I'm working on finding the 2nd order differential equation for a RLC circuit. I'm stuck on finding the KCL equation for node 1. I understand how the current through the R2 resistor and the current through the capacitor is found, but I don't quite understand how the current flowing into the node is found. It looks like we are treating the resistor as if it was connected in series to the voltage source at the positive terminal.

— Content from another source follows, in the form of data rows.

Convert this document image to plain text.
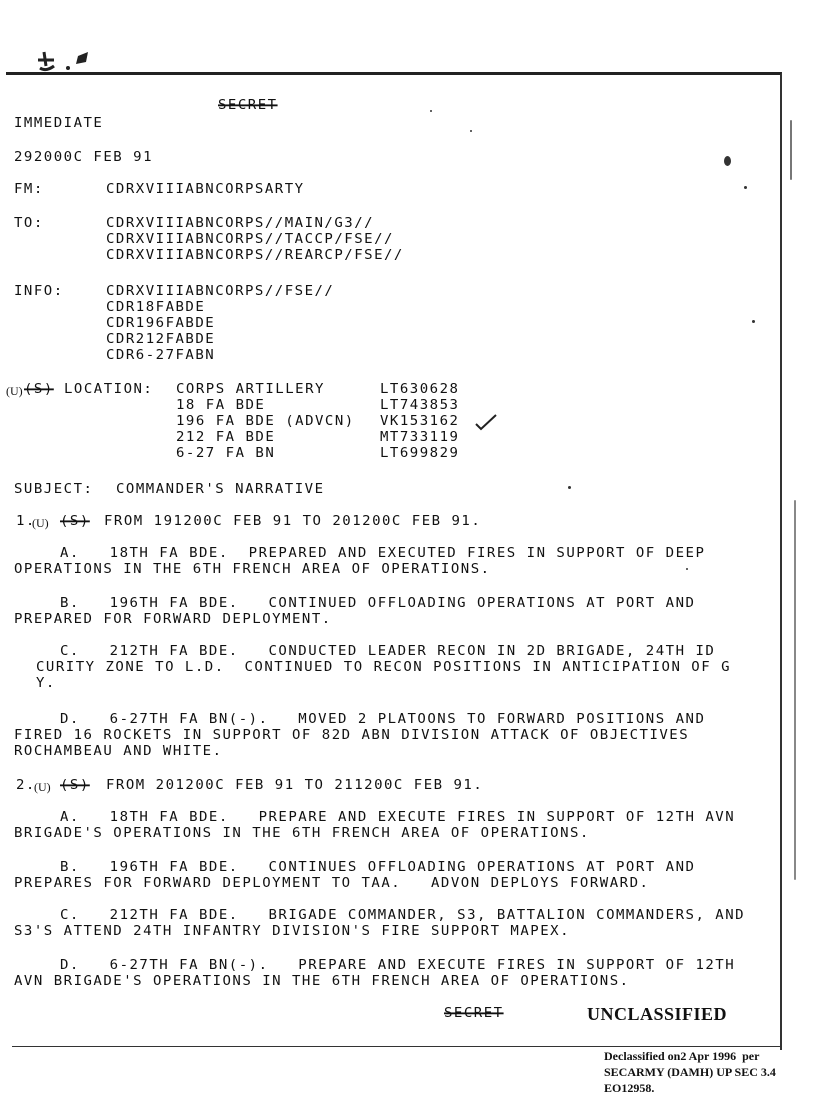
SECRET
IMMEDIATE
292000C FEB 91
FM:	CDRXVIIIABNCORPSARTY
TO:	CDRXVIIIABNCORPS//MAIN/G3//
CDRXVIIIABNCORPS//TACCP/FSE//
CDRXVIIIABNCORPS//REARCP/FSE//
INFO:	CDRXVIIIABNCORPS//FSE//
CDR18FABDE
CDR196FABDE
CDR212FABDE
CDR6-27FABN
(U) (S) LOCATION: CORPS ARTILLERY	LT630628
18 FA BDE	LT743853
196 FA BDE (ADVCN) VK153162
212 FA BDE	MT733119
6-27 FA BN	LT699829
SUBJECT: COMMANDER'S NARRATIVE
1.
(U) (S) FROM 191200C FEB 91 TO 201200C FEB 91.
A.   18TH FA BDE.  PREPARED AND EXECUTED FIRES IN SUPPORT OF DEEP
OPERATIONS IN THE 6TH FRENCH AREA OF OPERATIONS.
B.   196TH FA BDE.   CONTINUED OFFLOADING OPERATIONS AT PORT AND
PREPARED FOR FORWARD DEPLOYMENT.
C.   212TH FA BDE.   CONDUCTED LEADER RECON IN 2D BRIGADE, 24TH ID
CURITY ZONE TO L.D.  CONTINUED TO RECON POSITIONS IN ANTICIPATION OF G
Y.
D.   6-27TH FA BN(-).   MOVED 2 PLATOONS TO FORWARD POSITIONS AND
FIRED 16 ROCKETS IN SUPPORT OF 82D ABN DIVISION ATTACK OF OBJECTIVES
ROCHAMBEAU AND WHITE.
2.
(U) (S) FROM 201200C FEB 91 TO 211200C FEB 91.
A.   18TH FA BDE.   PREPARE AND EXECUTE FIRES IN SUPPORT OF 12TH AVN
BRIGADE'S OPERATIONS IN THE 6TH FRENCH AREA OF OPERATIONS.
B.   196TH FA BDE.   CONTINUES OFFLOADING OPERATIONS AT PORT AND
PREPARES FOR FORWARD DEPLOYMENT TO TAA.   ADVON DEPLOYS FORWARD.
C.   212TH FA BDE.   BRIGADE COMMANDER, S3, BATTALION COMMANDERS, AND
S3'S ATTEND 24TH INFANTRY DIVISION'S FIRE SUPPORT MAPEX.
D.   6-27TH FA BN(-).   PREPARE AND EXECUTE FIRES IN SUPPORT OF 12TH
AVN BRIGADE'S OPERATIONS IN THE 6TH FRENCH AREA OF OPERATIONS.
SECRET	UNCLASSIFIED
Declassified on2 Apr 1996  per
SECARMY (DAMH) UP SEC 3.4
EO12958.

• Where is the inductor? Dec 2, 2022 at 9:07
• Sorry I meant a RCC circuit Dec 2, 2022 at 9:43

Well, it's not hard to see that:

$$\text{I}_\text{source}\left(t\right)=\text{I}_{\text{C}_1}\left(t\right)+\text{I}_{\text{R}_2}\left(t\right)\tag1$$

Where:

• $$\text{I}_\text{source}\left(t\right)=\text{I}_{\text{R}_3}\left(t\right)\tag2$$
• $$\text{I}_{\text{R}_2}\left(t\right)=\text{I}_{\text{C}_2}\left(t\right)\tag3$$

Using the current voltage relations in a capacitor and resistor we can write:

$$\frac{\text{V}_3\left(t\right)-0}{\text{R}_3}=\left(\text{V}_\text{s}'\left(t\right)-\text{V}_3' \left(t\right)\right)\cdot\text{C}_1+\frac{\text{V}_\text{s}\left(t\right)-\text{V}_3\left(t\right)}{\text{R}_2}\tag4$$

Now, you can solve for $$\\text{V}_3\left(t\right)\$$.